The trigeminal nerve supplies sensation to the face, frontal scalp, nasal and ocular linings. The greater occipital nerve supplies sensation to the posterior scalp. Both of these nerves have a nucleus or “home base” nestled together in the hind brain just above the spinal cord where they also communicate with the brain’s pain relay station, an area referred to as “the migraine generator,” areas responsible for nausea, and other autonomic centers that control secretions and vasodilation in the nose, sinuses, eyes etc.

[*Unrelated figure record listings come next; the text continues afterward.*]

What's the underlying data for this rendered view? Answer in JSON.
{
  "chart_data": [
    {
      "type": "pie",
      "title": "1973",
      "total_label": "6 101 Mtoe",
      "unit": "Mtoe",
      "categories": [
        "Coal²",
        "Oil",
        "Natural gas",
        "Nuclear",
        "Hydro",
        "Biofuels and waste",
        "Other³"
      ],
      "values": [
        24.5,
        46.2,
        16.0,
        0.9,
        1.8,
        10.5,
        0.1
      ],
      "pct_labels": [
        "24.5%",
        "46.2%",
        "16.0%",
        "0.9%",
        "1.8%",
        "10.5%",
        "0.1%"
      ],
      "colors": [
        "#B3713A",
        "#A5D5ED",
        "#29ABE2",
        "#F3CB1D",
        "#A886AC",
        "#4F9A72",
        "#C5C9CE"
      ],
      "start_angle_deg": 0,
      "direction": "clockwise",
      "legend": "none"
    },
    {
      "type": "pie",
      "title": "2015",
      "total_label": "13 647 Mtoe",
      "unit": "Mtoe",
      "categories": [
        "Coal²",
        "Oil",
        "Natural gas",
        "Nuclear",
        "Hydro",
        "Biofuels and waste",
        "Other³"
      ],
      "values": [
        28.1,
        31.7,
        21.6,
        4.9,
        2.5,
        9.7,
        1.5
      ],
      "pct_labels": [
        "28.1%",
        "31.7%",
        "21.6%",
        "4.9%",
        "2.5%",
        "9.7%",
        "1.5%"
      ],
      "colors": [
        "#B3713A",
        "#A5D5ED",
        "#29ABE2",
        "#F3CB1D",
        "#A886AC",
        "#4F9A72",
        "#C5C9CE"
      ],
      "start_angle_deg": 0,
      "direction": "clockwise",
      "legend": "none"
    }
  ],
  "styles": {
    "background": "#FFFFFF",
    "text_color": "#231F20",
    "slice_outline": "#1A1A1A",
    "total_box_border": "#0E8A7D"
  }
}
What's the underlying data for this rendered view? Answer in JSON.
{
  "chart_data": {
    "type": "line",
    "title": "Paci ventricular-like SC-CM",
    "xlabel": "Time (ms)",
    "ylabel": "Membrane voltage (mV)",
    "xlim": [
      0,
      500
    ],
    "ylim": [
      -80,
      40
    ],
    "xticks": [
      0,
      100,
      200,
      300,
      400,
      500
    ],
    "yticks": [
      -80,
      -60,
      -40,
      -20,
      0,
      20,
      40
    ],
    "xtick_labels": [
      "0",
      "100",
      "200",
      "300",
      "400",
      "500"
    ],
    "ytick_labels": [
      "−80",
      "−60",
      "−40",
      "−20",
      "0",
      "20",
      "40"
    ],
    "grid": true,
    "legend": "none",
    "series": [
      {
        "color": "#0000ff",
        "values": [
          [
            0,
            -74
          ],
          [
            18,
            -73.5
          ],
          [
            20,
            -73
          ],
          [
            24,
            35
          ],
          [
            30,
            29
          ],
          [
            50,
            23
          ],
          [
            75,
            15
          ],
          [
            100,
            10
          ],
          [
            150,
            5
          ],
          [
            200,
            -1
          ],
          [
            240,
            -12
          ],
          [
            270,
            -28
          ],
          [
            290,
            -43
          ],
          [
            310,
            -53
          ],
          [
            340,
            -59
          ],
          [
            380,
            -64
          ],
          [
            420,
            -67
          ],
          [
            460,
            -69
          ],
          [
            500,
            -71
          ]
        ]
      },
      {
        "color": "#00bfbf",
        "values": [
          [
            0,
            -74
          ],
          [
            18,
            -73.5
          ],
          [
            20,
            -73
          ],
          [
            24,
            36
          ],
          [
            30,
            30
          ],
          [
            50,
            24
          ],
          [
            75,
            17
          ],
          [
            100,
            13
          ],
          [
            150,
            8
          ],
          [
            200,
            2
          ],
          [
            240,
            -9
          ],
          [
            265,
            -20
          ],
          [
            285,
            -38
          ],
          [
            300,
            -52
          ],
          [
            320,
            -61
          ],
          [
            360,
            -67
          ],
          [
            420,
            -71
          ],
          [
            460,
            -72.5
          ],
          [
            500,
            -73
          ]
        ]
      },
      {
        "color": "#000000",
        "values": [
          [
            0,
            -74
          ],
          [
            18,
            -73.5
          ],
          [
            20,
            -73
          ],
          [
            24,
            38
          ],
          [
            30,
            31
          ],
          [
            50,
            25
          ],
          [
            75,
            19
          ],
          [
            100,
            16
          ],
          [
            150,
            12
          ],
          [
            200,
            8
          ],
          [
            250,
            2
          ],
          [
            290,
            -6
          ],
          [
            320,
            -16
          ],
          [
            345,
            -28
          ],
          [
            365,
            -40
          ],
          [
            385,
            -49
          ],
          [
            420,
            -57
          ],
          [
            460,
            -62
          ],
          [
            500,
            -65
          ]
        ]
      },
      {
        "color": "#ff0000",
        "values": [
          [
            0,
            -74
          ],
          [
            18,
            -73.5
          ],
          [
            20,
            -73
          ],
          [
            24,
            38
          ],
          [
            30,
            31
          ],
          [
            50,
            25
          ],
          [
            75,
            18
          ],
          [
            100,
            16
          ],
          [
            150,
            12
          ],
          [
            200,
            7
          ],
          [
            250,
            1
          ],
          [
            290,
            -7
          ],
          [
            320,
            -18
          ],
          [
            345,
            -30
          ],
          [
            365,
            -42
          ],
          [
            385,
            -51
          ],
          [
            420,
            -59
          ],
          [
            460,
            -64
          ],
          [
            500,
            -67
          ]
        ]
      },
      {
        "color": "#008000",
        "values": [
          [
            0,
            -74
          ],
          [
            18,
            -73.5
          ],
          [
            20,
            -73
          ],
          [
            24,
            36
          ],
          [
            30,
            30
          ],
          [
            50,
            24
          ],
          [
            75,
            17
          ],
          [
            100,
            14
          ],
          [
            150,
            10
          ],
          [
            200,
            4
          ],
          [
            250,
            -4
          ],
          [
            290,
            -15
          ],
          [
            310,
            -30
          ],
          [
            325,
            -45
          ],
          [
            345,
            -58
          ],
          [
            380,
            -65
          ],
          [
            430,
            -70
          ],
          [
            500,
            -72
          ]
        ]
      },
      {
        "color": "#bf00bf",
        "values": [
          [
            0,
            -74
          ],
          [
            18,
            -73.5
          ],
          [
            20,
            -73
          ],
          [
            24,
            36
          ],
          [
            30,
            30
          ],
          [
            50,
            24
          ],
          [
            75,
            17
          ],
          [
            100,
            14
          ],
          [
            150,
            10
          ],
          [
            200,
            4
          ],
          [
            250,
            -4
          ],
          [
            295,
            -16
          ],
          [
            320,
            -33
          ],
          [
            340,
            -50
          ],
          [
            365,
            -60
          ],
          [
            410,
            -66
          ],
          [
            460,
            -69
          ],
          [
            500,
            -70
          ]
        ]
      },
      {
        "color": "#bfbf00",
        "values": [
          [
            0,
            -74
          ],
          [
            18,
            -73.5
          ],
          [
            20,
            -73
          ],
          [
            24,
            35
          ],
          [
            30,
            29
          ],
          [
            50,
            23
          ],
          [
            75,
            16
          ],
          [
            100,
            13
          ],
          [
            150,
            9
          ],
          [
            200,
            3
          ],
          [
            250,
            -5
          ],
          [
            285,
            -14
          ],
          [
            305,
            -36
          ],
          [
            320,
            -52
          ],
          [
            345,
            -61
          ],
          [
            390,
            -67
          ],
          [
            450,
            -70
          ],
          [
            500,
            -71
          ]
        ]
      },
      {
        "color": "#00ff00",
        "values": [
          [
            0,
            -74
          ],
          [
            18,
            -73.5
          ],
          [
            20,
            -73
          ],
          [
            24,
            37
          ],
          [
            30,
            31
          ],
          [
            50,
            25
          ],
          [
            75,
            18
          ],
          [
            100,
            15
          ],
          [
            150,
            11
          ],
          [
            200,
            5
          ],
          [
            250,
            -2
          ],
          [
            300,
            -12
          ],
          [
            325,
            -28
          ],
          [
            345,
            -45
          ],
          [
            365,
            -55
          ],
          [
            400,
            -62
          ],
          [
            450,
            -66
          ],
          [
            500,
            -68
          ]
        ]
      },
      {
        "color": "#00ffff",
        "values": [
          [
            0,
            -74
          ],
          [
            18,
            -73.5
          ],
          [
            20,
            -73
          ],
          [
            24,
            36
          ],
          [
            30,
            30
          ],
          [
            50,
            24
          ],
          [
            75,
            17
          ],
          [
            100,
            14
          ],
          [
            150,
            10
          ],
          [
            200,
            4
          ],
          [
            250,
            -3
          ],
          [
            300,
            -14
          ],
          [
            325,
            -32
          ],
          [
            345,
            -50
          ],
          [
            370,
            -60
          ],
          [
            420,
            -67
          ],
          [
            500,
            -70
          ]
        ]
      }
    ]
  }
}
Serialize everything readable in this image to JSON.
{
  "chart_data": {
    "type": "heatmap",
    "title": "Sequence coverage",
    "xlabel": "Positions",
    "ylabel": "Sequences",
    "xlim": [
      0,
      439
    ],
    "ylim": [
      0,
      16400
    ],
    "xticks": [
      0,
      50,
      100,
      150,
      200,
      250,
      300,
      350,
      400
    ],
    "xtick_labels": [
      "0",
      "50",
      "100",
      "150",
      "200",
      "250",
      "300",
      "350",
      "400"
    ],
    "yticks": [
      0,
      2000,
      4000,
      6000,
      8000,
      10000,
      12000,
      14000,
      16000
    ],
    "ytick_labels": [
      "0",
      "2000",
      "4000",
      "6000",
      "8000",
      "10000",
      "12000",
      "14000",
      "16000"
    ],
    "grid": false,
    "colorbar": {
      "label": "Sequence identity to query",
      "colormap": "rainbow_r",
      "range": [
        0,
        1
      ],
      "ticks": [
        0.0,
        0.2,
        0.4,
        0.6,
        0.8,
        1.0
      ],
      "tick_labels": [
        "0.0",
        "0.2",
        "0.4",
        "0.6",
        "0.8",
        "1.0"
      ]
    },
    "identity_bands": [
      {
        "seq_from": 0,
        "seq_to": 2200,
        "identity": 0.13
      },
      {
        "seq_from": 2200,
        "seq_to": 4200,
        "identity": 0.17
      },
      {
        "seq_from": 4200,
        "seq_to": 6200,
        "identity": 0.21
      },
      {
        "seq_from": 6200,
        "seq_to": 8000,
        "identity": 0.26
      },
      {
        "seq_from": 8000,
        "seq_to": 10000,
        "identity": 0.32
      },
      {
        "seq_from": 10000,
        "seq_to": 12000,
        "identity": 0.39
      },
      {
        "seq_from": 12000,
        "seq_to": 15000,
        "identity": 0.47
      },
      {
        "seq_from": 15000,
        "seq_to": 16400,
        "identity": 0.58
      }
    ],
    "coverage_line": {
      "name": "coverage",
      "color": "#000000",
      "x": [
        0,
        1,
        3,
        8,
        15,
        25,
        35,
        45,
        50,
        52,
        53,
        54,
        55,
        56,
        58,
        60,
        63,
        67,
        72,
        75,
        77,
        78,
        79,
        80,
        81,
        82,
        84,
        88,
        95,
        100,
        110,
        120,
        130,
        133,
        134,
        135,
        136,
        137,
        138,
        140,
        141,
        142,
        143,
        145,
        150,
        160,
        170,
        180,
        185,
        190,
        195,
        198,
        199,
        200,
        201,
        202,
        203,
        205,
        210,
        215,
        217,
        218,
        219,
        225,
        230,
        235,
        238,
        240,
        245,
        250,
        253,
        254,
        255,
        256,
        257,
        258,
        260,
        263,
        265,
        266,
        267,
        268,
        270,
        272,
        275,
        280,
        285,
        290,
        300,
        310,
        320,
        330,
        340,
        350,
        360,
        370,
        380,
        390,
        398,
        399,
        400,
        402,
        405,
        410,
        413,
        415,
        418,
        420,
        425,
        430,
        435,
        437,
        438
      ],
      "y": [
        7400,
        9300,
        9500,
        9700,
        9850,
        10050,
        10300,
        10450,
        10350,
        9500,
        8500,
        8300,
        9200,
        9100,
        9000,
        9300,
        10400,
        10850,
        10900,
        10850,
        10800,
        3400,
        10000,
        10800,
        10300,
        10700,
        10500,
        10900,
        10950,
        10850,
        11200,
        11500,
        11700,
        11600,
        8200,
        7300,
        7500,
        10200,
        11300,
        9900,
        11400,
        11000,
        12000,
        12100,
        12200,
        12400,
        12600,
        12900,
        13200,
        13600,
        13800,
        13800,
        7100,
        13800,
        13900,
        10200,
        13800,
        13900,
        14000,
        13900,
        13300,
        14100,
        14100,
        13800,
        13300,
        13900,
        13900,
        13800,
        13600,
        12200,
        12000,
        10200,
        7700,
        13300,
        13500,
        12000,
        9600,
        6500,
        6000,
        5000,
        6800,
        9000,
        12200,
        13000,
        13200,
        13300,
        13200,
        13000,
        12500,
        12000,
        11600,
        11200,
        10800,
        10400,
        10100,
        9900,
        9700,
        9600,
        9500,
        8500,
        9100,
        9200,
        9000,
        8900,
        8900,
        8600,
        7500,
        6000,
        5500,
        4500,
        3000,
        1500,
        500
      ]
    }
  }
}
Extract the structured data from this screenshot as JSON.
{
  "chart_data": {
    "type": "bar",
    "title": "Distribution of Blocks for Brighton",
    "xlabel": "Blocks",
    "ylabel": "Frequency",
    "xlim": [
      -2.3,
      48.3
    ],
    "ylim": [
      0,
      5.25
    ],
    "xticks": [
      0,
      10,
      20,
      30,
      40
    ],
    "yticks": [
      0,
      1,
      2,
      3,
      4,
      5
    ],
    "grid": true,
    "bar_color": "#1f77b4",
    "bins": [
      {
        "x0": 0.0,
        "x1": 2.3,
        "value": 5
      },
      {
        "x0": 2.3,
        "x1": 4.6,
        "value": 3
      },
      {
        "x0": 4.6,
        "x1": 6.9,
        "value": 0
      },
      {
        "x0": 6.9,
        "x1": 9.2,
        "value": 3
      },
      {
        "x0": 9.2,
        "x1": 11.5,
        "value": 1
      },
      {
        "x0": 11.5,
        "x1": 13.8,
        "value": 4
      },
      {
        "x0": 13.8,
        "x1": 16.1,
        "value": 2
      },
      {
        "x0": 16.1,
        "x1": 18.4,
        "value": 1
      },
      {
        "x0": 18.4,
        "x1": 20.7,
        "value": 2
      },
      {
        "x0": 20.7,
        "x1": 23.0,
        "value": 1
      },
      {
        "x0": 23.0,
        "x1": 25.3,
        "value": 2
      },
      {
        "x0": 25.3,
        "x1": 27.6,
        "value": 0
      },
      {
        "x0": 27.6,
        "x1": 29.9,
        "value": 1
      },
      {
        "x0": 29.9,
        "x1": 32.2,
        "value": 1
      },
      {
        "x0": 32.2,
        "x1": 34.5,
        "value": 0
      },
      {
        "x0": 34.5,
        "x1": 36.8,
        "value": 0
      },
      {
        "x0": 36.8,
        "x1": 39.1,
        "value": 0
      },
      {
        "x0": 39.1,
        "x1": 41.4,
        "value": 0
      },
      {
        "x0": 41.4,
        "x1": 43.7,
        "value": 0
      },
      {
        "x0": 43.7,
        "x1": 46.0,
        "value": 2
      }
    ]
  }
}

Proximal compression of the trigeminal nerve trunk as it exits the skull is often referred to as tic de Leroux and results in an extremely severe episodic pain, usually in the distribution of the upper two thirds of the face. It has been treated by neurosurgeons with what is called a “microvascular decompression” of the nerve with placement of padding between the freed nerve and the adjacent artery. This is a higher risk, much more involved surgery with similar principles to migraine surgery, but in an area closer to the brain with more critical structures exposed. These similar principles involve freeing a nerve from any compressive structures which can be a tight fiber, scar tissue, an artery, a muscle or even bone. The nerve is then often padded with fatty tissue.
Migraine surgery involves the decompression of several of the small terminal branches of the trigeminal and of the greater occipital nerves. When intranasal vibratory stimulation through the trigeminal nerve is felt to be a trigger, elimination of the vibration through opening of the nasal airway is performed.